Closed kalebmckale closed 1 year ago
I'll have a look.
I ran the code, and I'm seeing the figure. The only difference I see is that I restarted the app after installing plotly. Update: on the iPhone, I see the full figure, with the plots. On the iPad, I see only the frame and captions, but not the plots. There are no differences in code between the iPhone version and the iPad version.
Yes, that is strange. It’s also interesting that the plots will show if the notebook is opened in either Safari or Chrome browsers, although it’s preferred to stay within the Carnets app. I’ll do some exploration on internet to see if other app devs have noticed differences between their apps on iPhone vs iPad.
If you can connect a Mac to your iPad or iPhone, you can enable the "Develop" menu in Safari (https://support.apple.com/en-gb/guide/safari/sfri20948/mac), then inspect what is happening on every WebView on the iPad (and Jupyter notebooks are rendered in a WebView). It's a great debugging tool.
Here's what I have so far:
That is both good and bad: There is something wrong to be fixed, but I don't see (yet) how to fix it.
update: the WebGL code used for rendering has been created by plotly (I can find the source code in index.js
). So plotly has converted SVG to WebGL. There are ways to force plotly to use SVG rendering, but I can't make it work for this specific code (yet).
update(x2): the user-agent on iPads was set to: "Mozilla/5.0 (Macintosh; Intel Mac OS X 10_15_7) AppleWebKit/605.1.15 (KHTML, like Gecko)" (in other words, the iPad pretends that it's an Intel Macintosh, which is great for many things but not so good for plotly, which tries to estimate what level of WebGL the iPad can run). If I set it to something that says iPad, plotly scatter plots suddenly appear.

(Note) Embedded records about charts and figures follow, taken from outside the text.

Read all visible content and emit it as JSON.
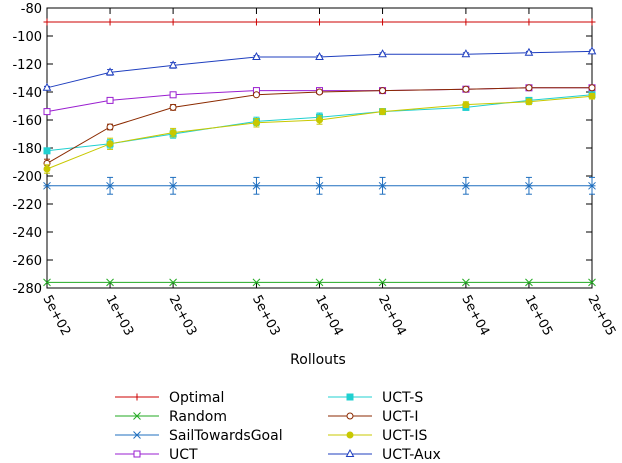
{
  "chart_data": {
    "type": "line",
    "title": "",
    "xlabel": "Rollouts",
    "ylabel": "",
    "x_scale": "log",
    "x": [
      500,
      1000,
      2000,
      5000,
      10000,
      20000,
      50000,
      100000,
      200000
    ],
    "x_tick_labels": [
      "5e+02",
      "1e+03",
      "2e+03",
      "5e+03",
      "1e+04",
      "2e+04",
      "5e+04",
      "1e+05",
      "2e+05"
    ],
    "ylim": [
      -280,
      -80
    ],
    "y_ticks": [
      -80,
      -100,
      -120,
      -140,
      -160,
      -180,
      -200,
      -220,
      -240,
      -260,
      -280
    ],
    "legend_position": "bottom",
    "series": [
      {
        "name": "Optimal",
        "color": "#cc0000",
        "marker": "plus",
        "values": [
          -90,
          -90,
          -90,
          -90,
          -90,
          -90,
          -90,
          -90,
          -90
        ],
        "err": [
          0,
          0,
          0,
          0,
          0,
          0,
          0,
          0,
          0
        ]
      },
      {
        "name": "Random",
        "color": "#22aa22",
        "marker": "cross",
        "values": [
          -276,
          -276,
          -276,
          -276,
          -276,
          -276,
          -276,
          -276,
          -276
        ],
        "err": [
          0,
          0,
          0,
          0,
          0,
          0,
          0,
          0,
          0
        ]
      },
      {
        "name": "SailTowardsGoal",
        "color": "#1f6fbf",
        "marker": "star",
        "values": [
          -207,
          -207,
          -207,
          -207,
          -207,
          -207,
          -207,
          -207,
          -207
        ],
        "err": [
          0,
          6,
          6,
          6,
          6,
          6,
          6,
          6,
          6
        ]
      },
      {
        "name": "UCT",
        "color": "#9a1fd0",
        "marker": "square-open",
        "values": [
          -154,
          -146,
          -142,
          -139,
          -139,
          -139,
          -138,
          -137,
          -137
        ],
        "err": [
          1,
          1,
          1,
          1,
          1,
          1,
          1,
          1,
          1
        ]
      },
      {
        "name": "UCT-S",
        "color": "#20d0d0",
        "marker": "square-filled",
        "values": [
          -182,
          -177,
          -170,
          -161,
          -158,
          -154,
          -151,
          -146,
          -142
        ],
        "err": [
          2,
          3,
          3,
          3,
          3,
          2,
          2,
          2,
          1
        ]
      },
      {
        "name": "UCT-I",
        "color": "#8b2a00",
        "marker": "circle-open",
        "values": [
          -191,
          -165,
          -151,
          -142,
          -140,
          -139,
          -138,
          -137,
          -137
        ],
        "err": [
          3,
          2,
          2,
          1,
          1,
          1,
          1,
          1,
          1
        ]
      },
      {
        "name": "UCT-IS",
        "color": "#c8c800",
        "marker": "circle-filled",
        "values": [
          -195,
          -177,
          -169,
          -162,
          -160,
          -154,
          -149,
          -147,
          -143
        ],
        "err": [
          3,
          4,
          3,
          3,
          3,
          2,
          2,
          2,
          2
        ]
      },
      {
        "name": "UCT-Aux",
        "color": "#1f3fbf",
        "marker": "triangle-open",
        "values": [
          -137,
          -126,
          -121,
          -115,
          -115,
          -113,
          -113,
          -112,
          -111
        ],
        "err": [
          1,
          2,
          2,
          1,
          1,
          1,
          1,
          1,
          1
        ]
      }
    ]
  }
}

Hi, the latest TestFlight version of Carnets should work with plotly on iPad: https://testflight.apple.com/join/yevwlUs1
The change is small, but the impact are potentially wide-ranging, so I'm going to run more tests to check that it doesn't break something elsewhere.
Looks good so far. Happy to try it out and report any problems.
Shall I close this issue now?
Yes, I think you can.
After attempting to diagnose the reason why a particular plot was not displaying, I discovered the plots do appear in Chrome and Safari on the iPad. So, it appears that there’s some setting or feature that Carnets has accidentally left disabled in the built-in browser that’s preventing these plots from appearing.